Many good disciples of Christ have no difficulties with the Creed. Loyal to the Church, they accept unquestioningly what the Church presents to them. Others, just as good and just as loyal, have intellectual difficulties. I have tried to show that the Creed is intended to be not a burden but a help. I hope that you feel how beautiful is its trust, and how deep is its conviction in this trust through the faithful in all Christian generations. I wonder if you do not wish to believe it.
Once a visitor to Turner’s studio, after gazing upon one of his ethereal landscapes, said in despair, *I can’t see anything like that in nature.’ Turner looked at him with mingled amazement and pity, saying, ’Don’t you wish you could!’ If you find difficulties with the ancient Creed, I hope that you are not satisfied or complacent in your hesitation. I hope that you wish that you could find peace through the trust of the Church in the loving God our Father and in His most gracious plans for His be loved world. If you truly wish to believe I think that you will come at length to lift up your heart in this great hymn of trust.
You will believe indeed. In any case the Creed is but the door to the acceptance of Christ as your Lord and Saviour. In the Conference at Lausanne in 1927, the report on the Church’s Confession of Faith closed with the paragraph.

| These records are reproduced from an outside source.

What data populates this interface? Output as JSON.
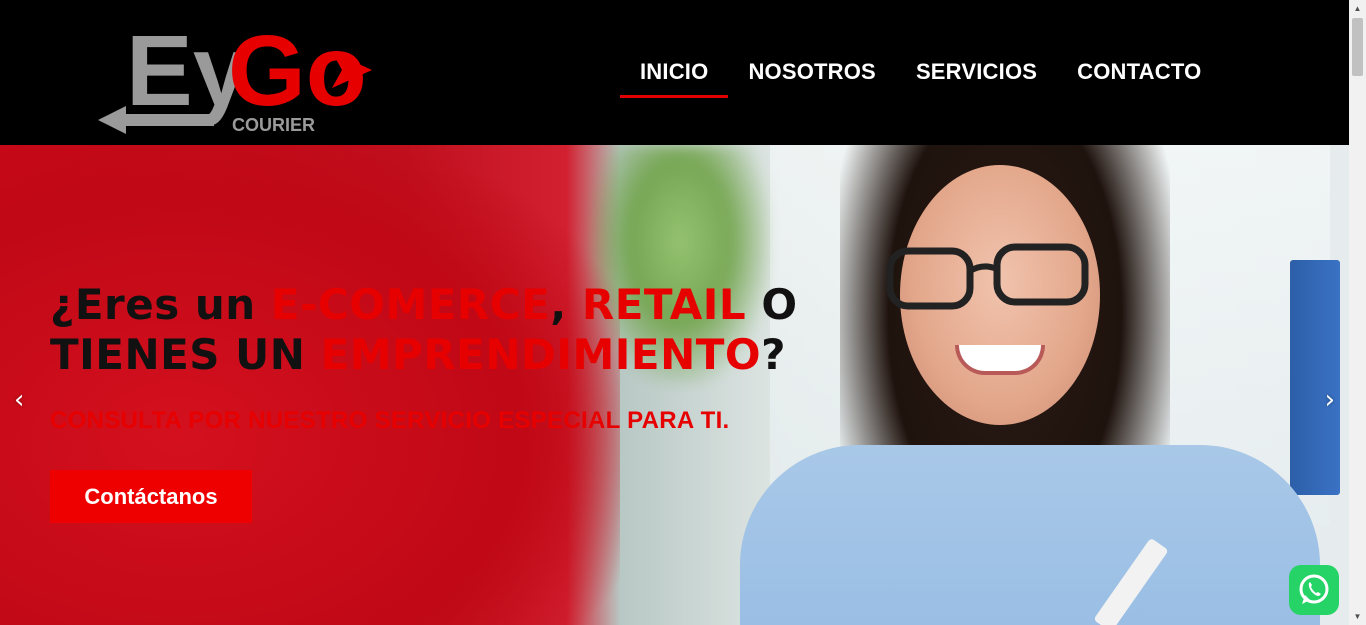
{
  "brand": {
    "logo_text_ey": "Ey",
    "logo_text_go": "Go",
    "logo_subtitle": "COURIER"
  },
  "nav": {
    "items": [
      {
        "label": "INICIO",
        "active": true
      },
      {
        "label": "NOSOTROS",
        "active": false
      },
      {
        "label": "SERVICIOS",
        "active": false
      },
      {
        "label": "CONTACTO",
        "active": false
      }
    ]
  },
  "hero": {
    "headline_part1": "¿Eres un ",
    "headline_red1": "E-COMERCE",
    "headline_part2": ", ",
    "headline_red2": "RETAIL",
    "headline_part3": " O TIENES UN ",
    "headline_red3": "EMPRENDIMIENTO",
    "headline_part4": "?",
    "subline": "CONSULTA POR NUESTRO SERVICIO ESPECIAL PARA TI.",
    "cta_label": "Contáctanos",
    "prev_arrow": "‹",
    "next_arrow": "›"
  },
  "colors": {
    "accent": "#e60000",
    "header_bg": "#000000",
    "whatsapp": "#25d366"
  }
}
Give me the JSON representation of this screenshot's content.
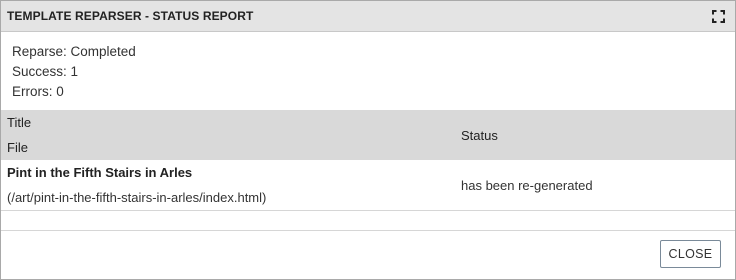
{
  "window": {
    "title": "TEMPLATE REPARSER - STATUS REPORT",
    "maximize_icon": "maximize-icon"
  },
  "summary": {
    "reparse": "Reparse: Completed",
    "success": "Success: 1",
    "errors": "Errors: 0"
  },
  "table": {
    "headers": {
      "title": "Title",
      "file": "File",
      "status": "Status"
    },
    "rows": [
      {
        "title": "Pint in the Fifth Stairs in Arles",
        "file": "(/art/pint-in-the-fifth-stairs-in-arles/index.html)",
        "status": "has been re-generated"
      }
    ]
  },
  "footer": {
    "close_label": "CLOSE"
  }
}
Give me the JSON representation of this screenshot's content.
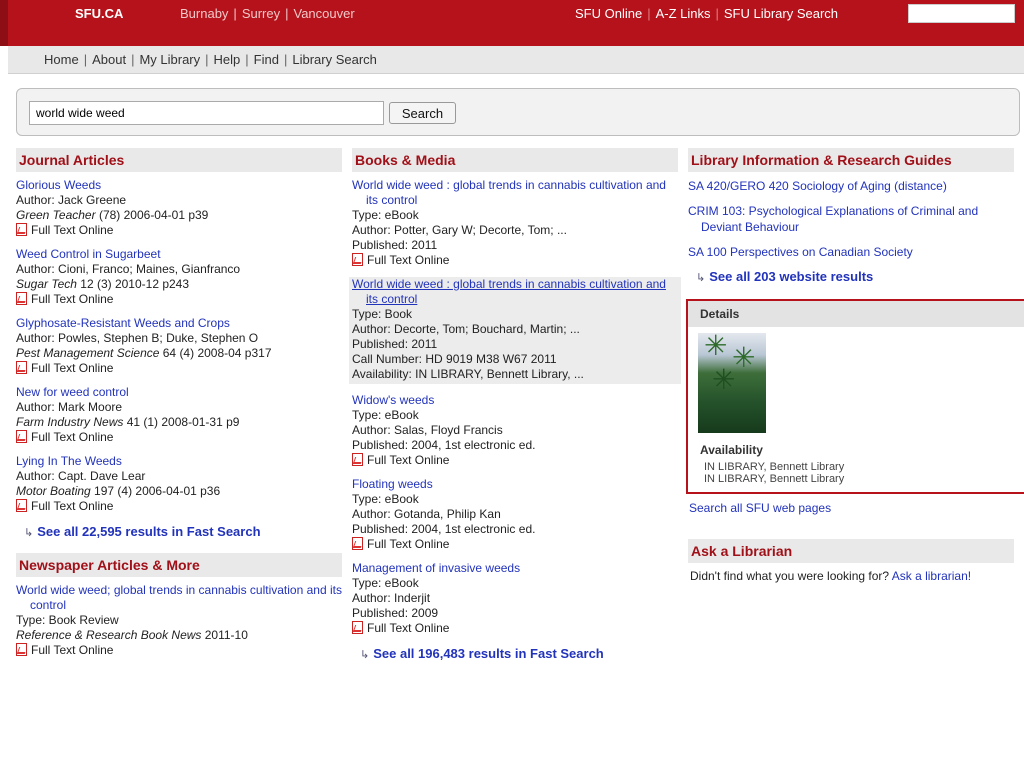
{
  "topbar": {
    "logo": "SFU.CA",
    "campuses": [
      "Burnaby",
      "Surrey",
      "Vancouver"
    ],
    "links": [
      "SFU Online",
      "A-Z Links",
      "SFU Library Search"
    ],
    "search_value": ""
  },
  "nav": [
    "Home",
    "About",
    "My Library",
    "Help",
    "Find",
    "Library Search"
  ],
  "search": {
    "query": "world wide weed",
    "button": "Search"
  },
  "journal": {
    "heading": "Journal Articles",
    "items": [
      {
        "title": "Glorious Weeds",
        "author": "Author: Jack Greene",
        "source_name": "Green Teacher",
        "source_rest": " (78) 2006-04-01 p39",
        "fulltext": "Full Text Online"
      },
      {
        "title": "Weed Control in Sugarbeet",
        "author": "Author: Cioni, Franco; Maines, Gianfranco",
        "source_name": "Sugar Tech",
        "source_rest": " 12 (3) 2010-12 p243",
        "fulltext": "Full Text Online"
      },
      {
        "title": "Glyphosate-Resistant Weeds and Crops",
        "author": "Author: Powles, Stephen B; Duke, Stephen O",
        "source_name": "Pest Management Science",
        "source_rest": " 64 (4) 2008-04 p317",
        "fulltext": "Full Text Online"
      },
      {
        "title": "New for weed control",
        "author": "Author: Mark Moore",
        "source_name": "Farm Industry News",
        "source_rest": " 41 (1) 2008-01-31 p9",
        "fulltext": "Full Text Online"
      },
      {
        "title": "Lying In The Weeds",
        "author": "Author: Capt. Dave Lear",
        "source_name": "Motor Boating",
        "source_rest": " 197 (4) 2006-04-01 p36",
        "fulltext": "Full Text Online"
      }
    ],
    "see_all": "See all 22,595 results in Fast Search"
  },
  "newspaper": {
    "heading": "Newspaper Articles & More",
    "item": {
      "title": "World wide weed; global trends in cannabis cultivation and its control",
      "type": "Type: Book Review",
      "source_name": "Reference & Research Book News",
      "source_rest": " 2011-10",
      "fulltext": "Full Text Online"
    }
  },
  "books": {
    "heading": "Books & Media",
    "items": [
      {
        "title": "World wide weed : global trends in cannabis cultivation and its control",
        "lines": [
          "Type: eBook",
          "Author: Potter, Gary W; Decorte, Tom; ...",
          "Published: 2011"
        ],
        "fulltext": "Full Text Online"
      },
      {
        "title": "World wide weed : global trends in cannabis cultivation and its control",
        "lines": [
          "Type: Book",
          "Author: Decorte, Tom; Bouchard, Martin; ...",
          "Published: 2011",
          "Call Number: HD 9019 M38 W67 2011",
          "Availability:  IN LIBRARY,  Bennett Library, ..."
        ]
      },
      {
        "title": "Widow's weeds",
        "lines": [
          "Type: eBook",
          "Author: Salas, Floyd Francis",
          "Published: 2004, 1st electronic ed."
        ],
        "fulltext": "Full Text Online"
      },
      {
        "title": "Floating weeds",
        "lines": [
          "Type: eBook",
          "Author: Gotanda, Philip Kan",
          "Published: 2004, 1st electronic ed."
        ],
        "fulltext": "Full Text Online"
      },
      {
        "title": "Management of invasive weeds",
        "lines": [
          "Type: eBook",
          "Author: Inderjit",
          "Published: 2009"
        ],
        "fulltext": "Full Text Online"
      }
    ],
    "see_all": "See all 196,483 results in Fast Search"
  },
  "guides": {
    "heading": "Library Information & Research Guides",
    "links": [
      "SA 420/GERO 420 Sociology of Aging (distance)",
      "CRIM 103: Psychological Explanations of Criminal and Deviant Behaviour",
      "SA 100 Perspectives on Canadian Society"
    ],
    "see_all": "See all 203 website results",
    "search_all": "Search all SFU web pages"
  },
  "details": {
    "heading": "Details",
    "availability_heading": "Availability",
    "availability": [
      "IN LIBRARY,  Bennett Library",
      "IN LIBRARY,  Bennett Library"
    ]
  },
  "ask": {
    "heading": "Ask a Librarian",
    "text": "Didn't find what you were looking for?",
    "link": "Ask a librarian!"
  }
}
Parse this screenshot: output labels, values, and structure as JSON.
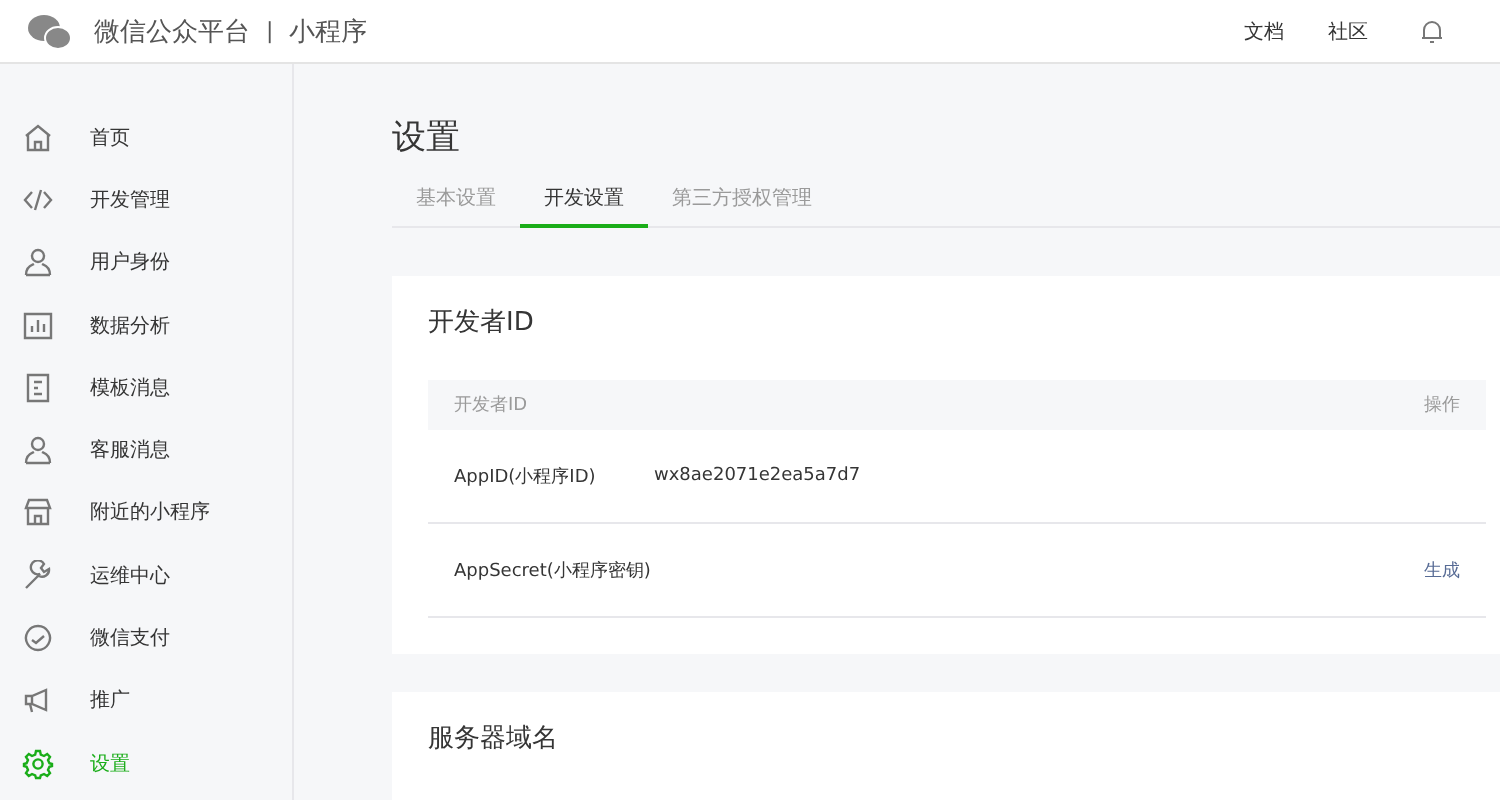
{
  "header": {
    "brand": "微信公众平台",
    "divider": "|",
    "product": "小程序",
    "links": [
      "文档",
      "社区"
    ]
  },
  "sidebar": {
    "items": [
      {
        "label": "首页",
        "kind": "home",
        "selected": false
      },
      {
        "label": "开发管理",
        "kind": "code",
        "selected": false
      },
      {
        "label": "用户身份",
        "kind": "user",
        "selected": false
      },
      {
        "label": "数据分析",
        "kind": "chart",
        "selected": false
      },
      {
        "label": "模板消息",
        "kind": "doc",
        "selected": false
      },
      {
        "label": "客服消息",
        "kind": "user",
        "selected": false
      },
      {
        "label": "附近的小程序",
        "kind": "store",
        "selected": false
      },
      {
        "label": "运维中心",
        "kind": "wrench",
        "selected": false
      },
      {
        "label": "微信支付",
        "kind": "pay",
        "selected": false
      },
      {
        "label": "推广",
        "kind": "megaphone",
        "selected": false
      },
      {
        "label": "设置",
        "kind": "gear",
        "selected": true
      }
    ]
  },
  "page_title": "设置",
  "tabs": [
    {
      "label": "基本设置",
      "selected": false
    },
    {
      "label": "开发设置",
      "selected": true
    },
    {
      "label": "第三方授权管理",
      "selected": false
    }
  ],
  "cards": [
    {
      "title": "开发者ID",
      "table": {
        "columns": [
          "开发者ID",
          "操作"
        ],
        "rows": [
          {
            "name": "AppID(小程序ID)",
            "value": "wx8ae2071e2ea5a7d7"
          },
          {
            "name": "AppSecret(小程序密钥)",
            "action": "生成"
          }
        ]
      }
    },
    {
      "title": "服务器域名"
    }
  ]
}
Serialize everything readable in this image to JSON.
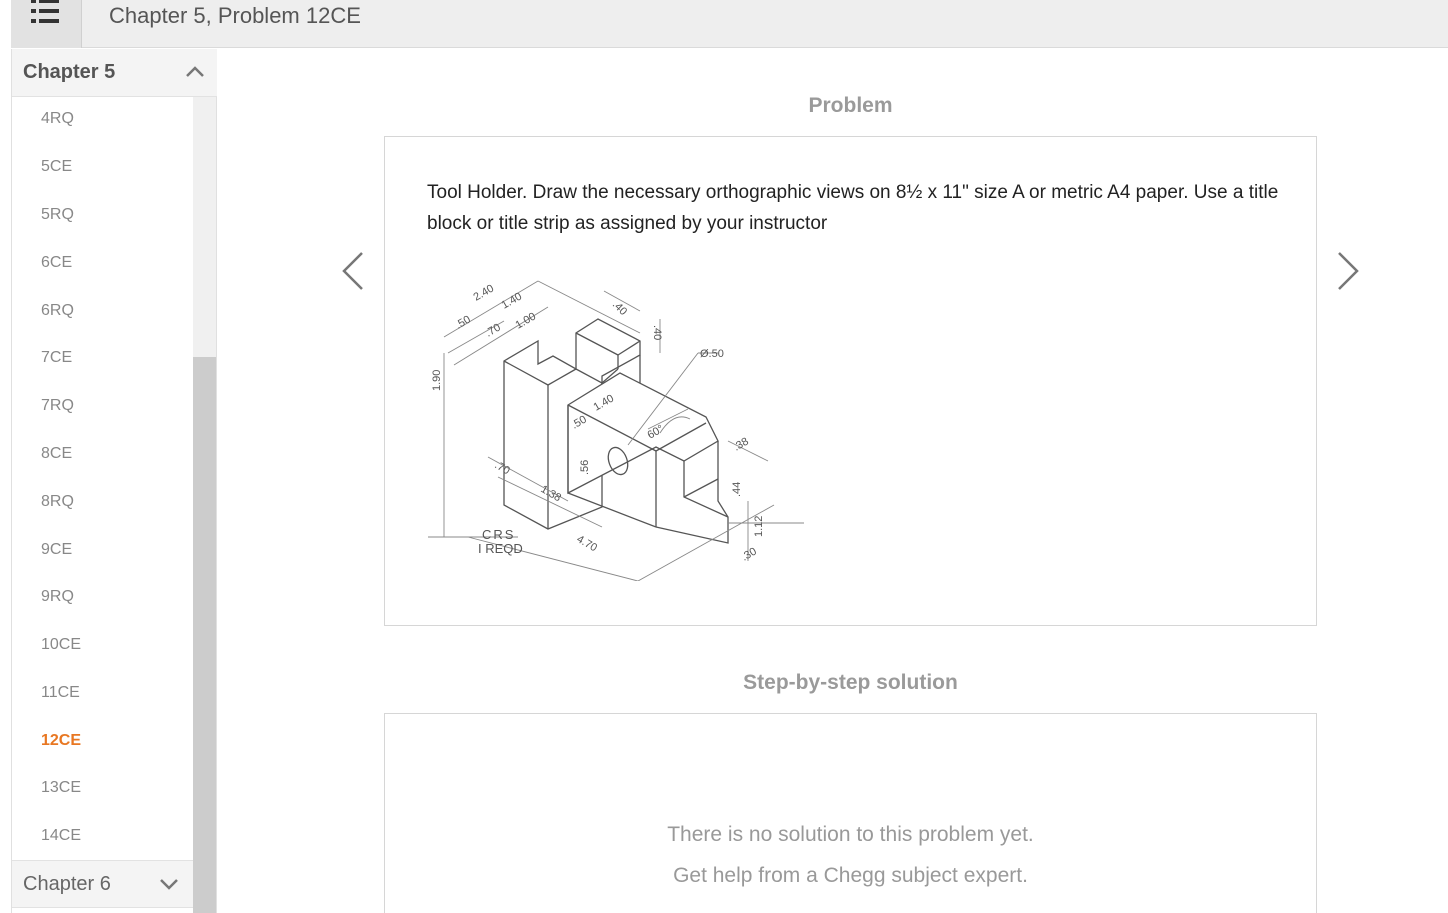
{
  "header": {
    "menu_icon": "list-menu-icon",
    "title": "Chapter 5, Problem 12CE"
  },
  "sidebar": {
    "current_chapter": "Chapter 5",
    "next_chapter": "Chapter 6",
    "items": [
      "4RQ",
      "5CE",
      "5RQ",
      "6CE",
      "6RQ",
      "7CE",
      "7RQ",
      "8CE",
      "8RQ",
      "9CE",
      "9RQ",
      "10CE",
      "11CE",
      "12CE",
      "13CE",
      "14CE"
    ],
    "active_item": "12CE"
  },
  "problem": {
    "heading": "Problem",
    "text": "Tool Holder. Draw the necessary orthographic views on 8½ x 11\" size A or metric A4 paper. Use a title block or title strip as assigned by your instructor",
    "figure": {
      "dims": [
        "2.40",
        ".50",
        "1.40",
        ".70",
        "1.00",
        ".40",
        ".40",
        "1.90",
        "Ø.50",
        ".50",
        "1.40",
        "60°",
        ".56",
        ".38",
        ".70",
        "1.38",
        ".44",
        "1.12",
        ".30",
        "4.70"
      ],
      "material": "CRS",
      "quantity": "I REQD"
    }
  },
  "solution": {
    "heading": "Step-by-step solution",
    "line1": "There is no solution to this problem yet.",
    "line2": "Get help from a Chegg subject expert."
  },
  "colors": {
    "active": "#e87722",
    "heading": "#9a9a9a",
    "header_bg": "#eeeeee"
  }
}
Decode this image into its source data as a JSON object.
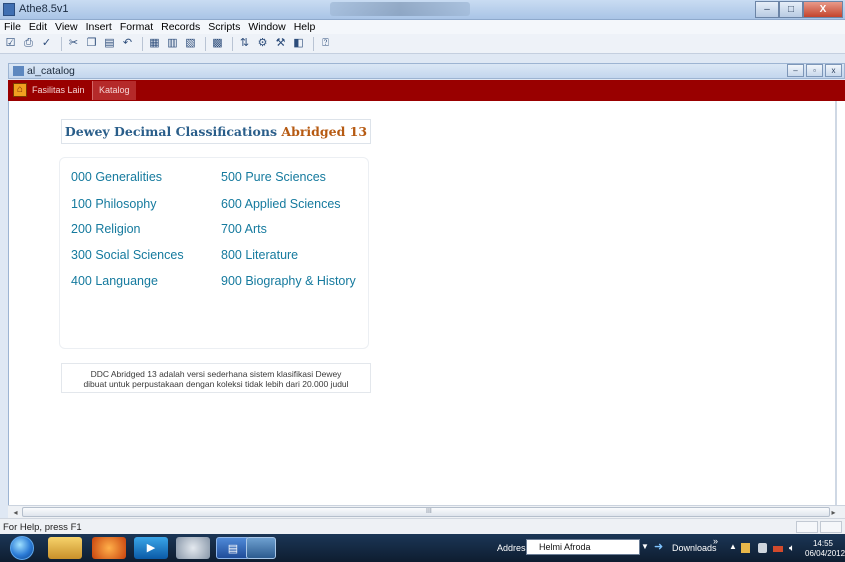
{
  "app": {
    "title": "Athe8.5v1",
    "window_buttons": {
      "minimize": "–",
      "maximize": "□",
      "close": "X"
    }
  },
  "menu": [
    "File",
    "Edit",
    "View",
    "Insert",
    "Format",
    "Records",
    "Scripts",
    "Window",
    "Help"
  ],
  "toolbar_icons": [
    "checkbox-icon",
    "print-icon",
    "spellcheck-icon",
    "cut-icon",
    "copy-icon",
    "paste-icon",
    "undo-icon",
    "new-record-icon",
    "duplicate-record-icon",
    "delete-record-icon",
    "find-icon",
    "sort-icon",
    "browse-icon",
    "layout-icon",
    "preview-icon",
    "help-icon"
  ],
  "child_window": {
    "title": "al_catalog",
    "buttons": {
      "minimize": "–",
      "restore": "▫",
      "close": "x"
    }
  },
  "nav": {
    "tabs": [
      {
        "label": "Fasilitas Lain"
      },
      {
        "label": "Katalog"
      }
    ]
  },
  "ddc": {
    "title_main": "Dewey Decimal Classifications",
    "title_accent": "Abridged 13",
    "classes_left": [
      {
        "label": "000  Generalities"
      },
      {
        "label": "100  Philosophy"
      },
      {
        "label": "200  Religion"
      },
      {
        "label": "300  Social Sciences"
      },
      {
        "label": "400  Languange"
      }
    ],
    "classes_right": [
      {
        "label": "500  Pure Sciences"
      },
      {
        "label": "600  Applied Sciences"
      },
      {
        "label": "700  Arts"
      },
      {
        "label": "800  Literature"
      },
      {
        "label": "900  Biography & History"
      }
    ],
    "note_line1": "DDC Abridged 13  adalah versi sederhana sistem klasifikasi Dewey",
    "note_line2": "dibuat untuk perpustakaan dengan koleksi tidak lebih dari 20.000 judul"
  },
  "scrollbar": {
    "grip": "III"
  },
  "status": {
    "text": "For Help, press F1"
  },
  "taskbar": {
    "address_label": "Address",
    "address_value": "Helmi Afroda",
    "downloads_label": "Downloads",
    "time": "14:55",
    "date": "06/04/2012"
  },
  "colors": {
    "nav_bar": "#990000",
    "link_teal": "#157a9e",
    "title_blue": "#2a5e8a",
    "title_accent": "#b65a12"
  }
}
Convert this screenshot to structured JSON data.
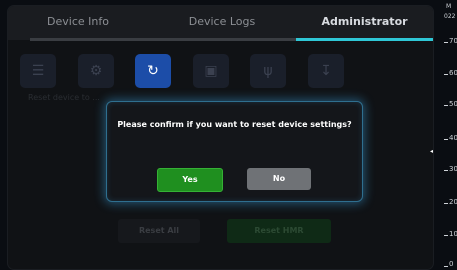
{
  "tabs": [
    {
      "label": "Device Info",
      "active": false
    },
    {
      "label": "Device Logs",
      "active": false
    },
    {
      "label": "Administrator",
      "active": true
    }
  ],
  "toolbar": {
    "buttons": [
      {
        "icon": "list-icon",
        "active": false
      },
      {
        "icon": "gear-icon",
        "active": false
      },
      {
        "icon": "reset-icon",
        "active": true
      },
      {
        "icon": "save-icon",
        "active": false
      },
      {
        "icon": "usb-icon",
        "active": false
      },
      {
        "icon": "download-icon",
        "active": false
      }
    ]
  },
  "background": {
    "section_text": "Reset device to ...",
    "reset_all_label": "Reset All",
    "reset_hmr_label": "Reset HMR"
  },
  "dialog": {
    "message": "Please confirm if you want to reset device settings?",
    "yes_label": "Yes",
    "no_label": "No"
  },
  "scale": {
    "header": "M",
    "code": "022",
    "ticks": [
      "70",
      "60",
      "50",
      "40",
      "30",
      "20",
      "10",
      "0"
    ]
  },
  "colors": {
    "accent": "#2fc7d6",
    "active_toolbar": "#1c4da8",
    "yes_green": "#1f8f1f",
    "no_grey": "#6f7276",
    "dialog_glow": "#3aa0dc"
  }
}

While recognizing the place and value of a common Confession of Faith, we would emphasize the supreme importance of personal spiritual experience, and the fact that our faith is in Christ Himself. In the meeting of the Committee this was amended by Bishop Gore to read as follows, Finally, inasmuch as in dealing with the subject of creeds, we have been occupied in considering the place and importance of a common Confession of Faith, we desire at the same time to leave on record our solemn and unanimous testimony that no external and written standards can take the place of that inward and personal experience of union with the living Christy which is the only evidence of spiritual vitality, and that the object of our faith is not any statement about Christ but the Lord Jesus Christ Himself.
Thus we may say that the Creed is like the little tugboat which tows the great ocean sailing-vessel out of the harbour. The sailing-vessel is meekly guided on its way by the small steamer till the mouth of the harbour is passed and the great ship is out on the open sea. Then the tug is cut loose; the winds fill the sails of the ship; the depths of the sea are a safe path; and onward goes the vessel to its appointed haven, sure of its own ability to catch the power of God’s winds. The Creed is to the soul of a man who is in search of Christ what that tugboat is to the ocean vessel.
It is to start him, inspire him. Then he feels the winds of the Spirit of God blowing him on; he knows that he shall find the Living One; he shall know Him for himself, and he shall know Him face to face.